After leaving the software enterprise company he helped take public in 2009, Bryan Burkhart spent months mulling one question: What was the biggest industry that hadn’t been reinvented by technology?
Title insurance was a possibility. So was property management. After interviewing flower shop owners in New York’s Chelsea neighborhood, Burkhart became fascinated with flowers—a $32 billion market still sometimes managed on notepads in retail shops and grocery stores.
He found that despite shop owners’ talent for arrangements, up to half their product often went unsold. “They were artists, not businesspeople,” the former senior vice president of sales at Callidus Software says. “We thought, we’re going to hire the best designers, give them a good salary, and they can do what they’re good at and we can do what we’re good at.”
Burkhart, 37, teamed up with Sonu Panda, his co-worker at software companies since the late ’90s, and launched H.Bloom, a company that delivers flower arrangements to hotels, restaurants, and businesses that sign up online for subscriptions. (The H doesn’t stand for anything, Burkhart says. He added it to convey a sense of sophistication.) The two-year-old company now operates in five cities with 550 corporate customers; only 2 percent of inventory goes to waste, Burkhart says. H.Bloom has raised $18 million from Battery Ventures, Shasta Ventures, and private investors including ShoeDazzle’s Brian Lee.
Burkhart and Panda were not lovers of flowers before starting the business—Panda is allergic to pollen—but they saw an opportunity to significantly increase the industry’s efficiency. Other companies, such as FTD Group and 1-800-Flowers.com, sell arrangements through a local retailer network and have limited control over quality. Burkhart’s company buys its own flowers and designs and delivers its own arrangements. Its software manages inventory down to the stem and uses real-time data analysis to purchase, for example, a variety of red rose that’s 2¢ cheaper than others. H.Bloom uses software to plan quicker delivery routes based on heat maps that show where customer orders are concentrated, or to flag a supplier that’s been sending too many damaged flowers.

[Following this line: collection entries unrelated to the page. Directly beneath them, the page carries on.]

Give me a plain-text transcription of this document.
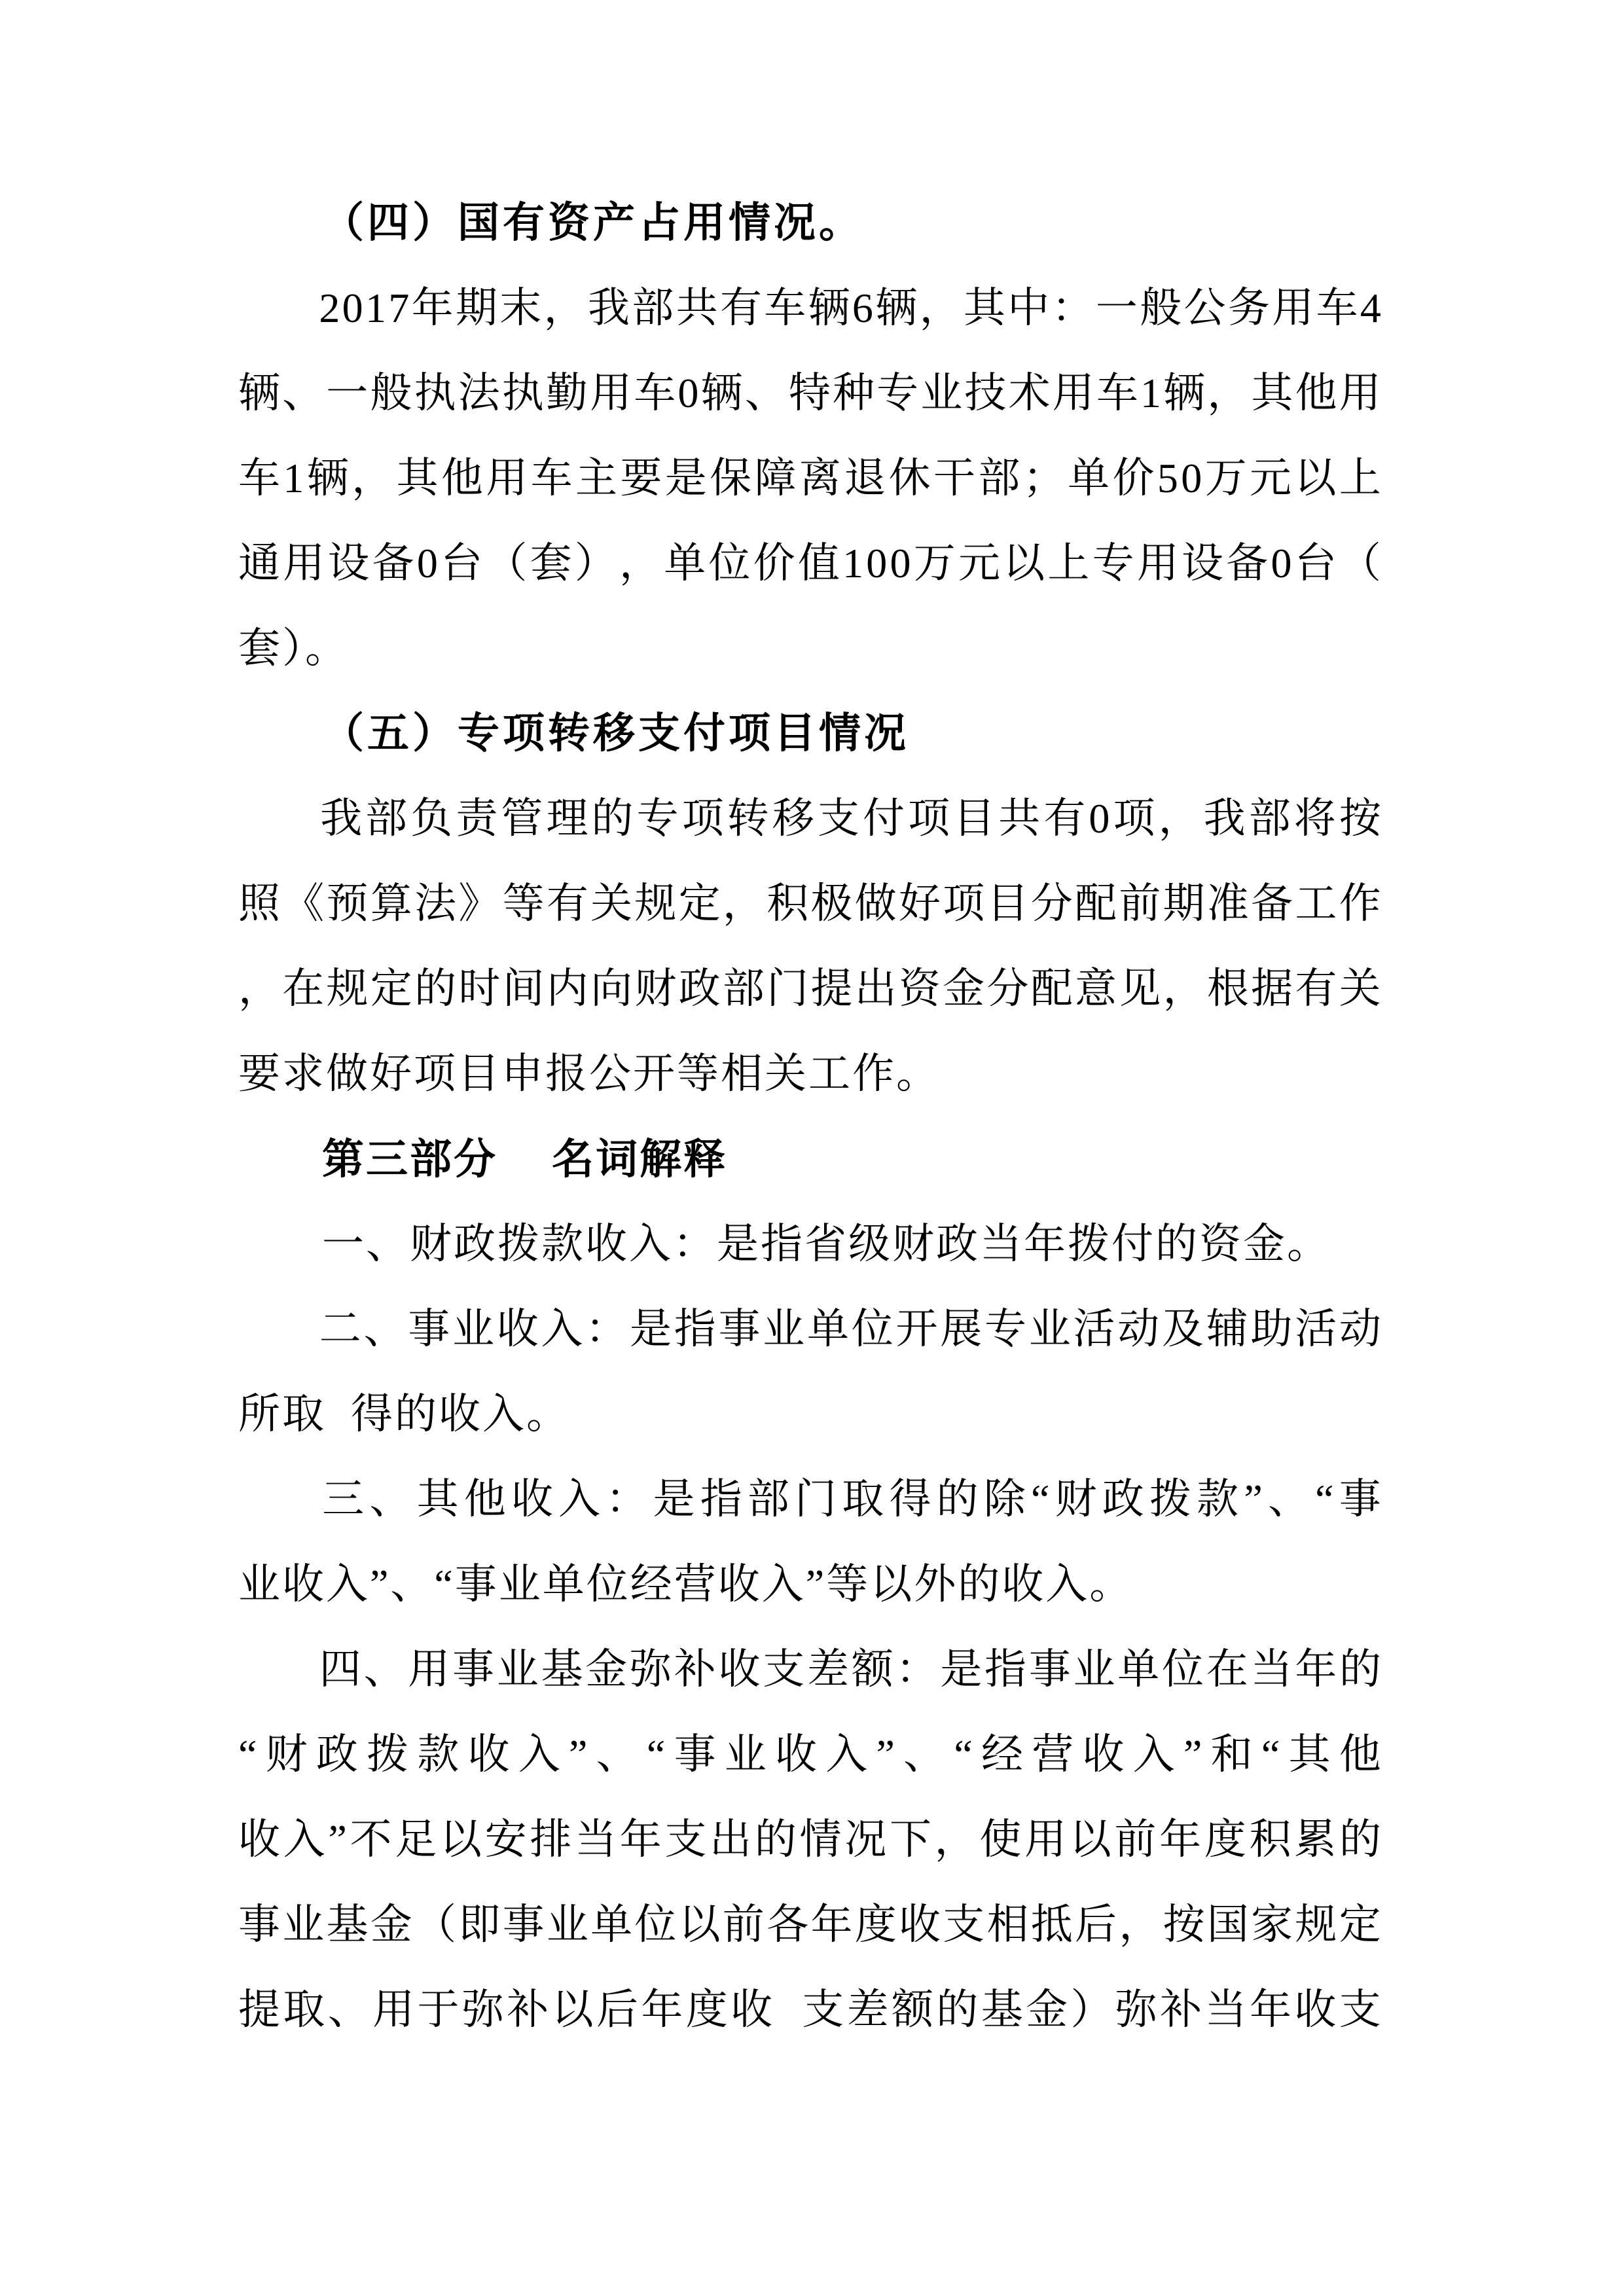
（四）国有资产占用情况。
2 0 1 7 年 期 末 ， 我 部 共 有 车 辆 6 辆 ， 其 中 ： 一 般 公 务 用 车 4
辆 、 一 般 执 法 执 勤 用 车 0 辆 、 特 种 专 业 技 术 用 车 1 辆 ， 其 他 用
车 1 辆 ， 其 他 用 车 主 要 是 保 障 离 退 休 干 部 ； 单 价 5 0 万 元 以 上
通 用 设 备 0 台 （ 套 ） ， 单 位 价 值 1 0 0 万 元 以 上 专 用 设 备 0 台 （
套）。
（五）专项转移支付项目情况
我 部 负 责 管 理 的 专 项 转 移 支 付 项 目 共 有 0 项 ， 我 部 将 按
照 《 预 算 法 》 等 有 关 规 定 ， 积 极 做 好 项 目 分 配 前 期 准 备 工 作
， 在 规 定 的 时 间 内 向 财 政 部 门 提 出 资 金 分 配 意 见 ， 根 据 有 关
要求做好项目申报公开等相关工作。
第三部分    名词解释
一、财政拨款收入：是指省级财政当年拨付的资金。
二 、 事 业 收 入 ： 是 指 事 业 单 位 开 展 专 业 活 动 及 辅 助 活 动
所取  得的收入。
三 、 其 他 收 入 ： 是 指 部 门 取 得 的 除 “ 财 政 拨 款 ” 、 “ 事
业收入”、“事业单位经营收入”等以外的收入。
四 、 用 事 业 基 金 弥 补 收 支 差 额 ： 是 指 事 业 单 位 在 当 年 的
“ 财 政 拨 款 收 入 ” 、 “ 事 业 收 入 ” 、 “ 经 营 收 入 ” 和 “ 其 他
收 入 ” 不 足 以 安 排 当 年 支 出 的 情 况 下 ， 使 用 以 前 年 度 积 累 的
事 业 基 金 （ 即 事 业 单 位 以 前 各 年 度 收 支 相 抵 后 ， 按 国 家 规 定
提 取 、 用 于 弥 补 以 后 年 度 收

支 差 额 的 基 金 ） 弥 补 当 年 收 支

At the H.Bloom office in Manhattan, a hallway separates software engineers and florists. On one side is a fresh-scented warehouse where salsa music blares as employees assemble shipments. On the other, Tonimarie Stanzoni, the director of buying operations, keeps her eye on three screens that display information from the order database, organized by type of flower. The system will tell her how many calathea cigar or amaryllis red lion stems she needs (and when), which of the 500 varieties of red roses are in season, and what their prices are. She can balance the benefits of buying cheaper lilies from California with importing higher-quality ones from the Netherlands. The software also helps her choose the best kind of flower for an order; an oriental lily, for instance, is more expensive than other varieties but can span eight inches, taking up more room in an arrangement.
If the system alerts Stanzoni to a supplier with a history of problems, she can use the data to bargain for better prices. Vice President of Engineering Mike Lenner based the flower trading platform on his work at Amazon.com, where he ran a set of applications that helped customers purchase mobile phones on the site and activate them. Former co-workers at MLB.com, where he worked after Amazon, jokingly call him “The Florist.”
Illustration by Dorothy Gambrell
Burkhart declined to say if H.Bloom is profitable. With expected sales of more than $4 million this year, its share of the flower market is tiny. Going only after corporate customers is limiting, says Jennifer Sparks, vice president of marketing at the Society of American Florists. “A traditional florist certainly has much more opportunity to sell flowers in many different capacities, not just corporate, and the everyday sales keep the business steady,” she says. Corporate customers make up about a fifth of the retail flower market, according to the Society of American Florists’ website.
Burkhart says potential investors were initially skeptical of H.Bloom’s business model. “There are some investors for whom physical product, local market rollout, and complex logistics is anathema,” he says. “There are others that look at this and think, if you can get it right in one market or a handful of markets, there are clearly hundreds of markets where it could go.” Burkhart says the company is beginning to deliver plants as well, and eventually wants to expand its subscription service to other products.
H.Bloom investor Battery Ventures took a pass on some of Burkhart’s early ideas, such as creating a luxury version of 1-800-Flowers, says Battery partner Brian O’Malley. Corporate subscriptions, especially for flowers, made sense to him. Unlike items from startups such as Manpacks, which makes regular deliveries of underwear and socks to men, or Birchbox, which delivers beauty products, “flowers die and you actually want more,” he says. “You’re going to need a new shipment every week or the week after.” Before investing, O’Malley walked around flower markets as Burkhart had, talking to florists about unsold goods spoiling. “It was bad,” he says. But with H.Bloom, “because they’re measuring everything, as it gets bigger it will only get better.”
The bottom line: Using software that manages inventory down to each flower stem, H.Bloom maintains a spoilage rate of only 2 percent.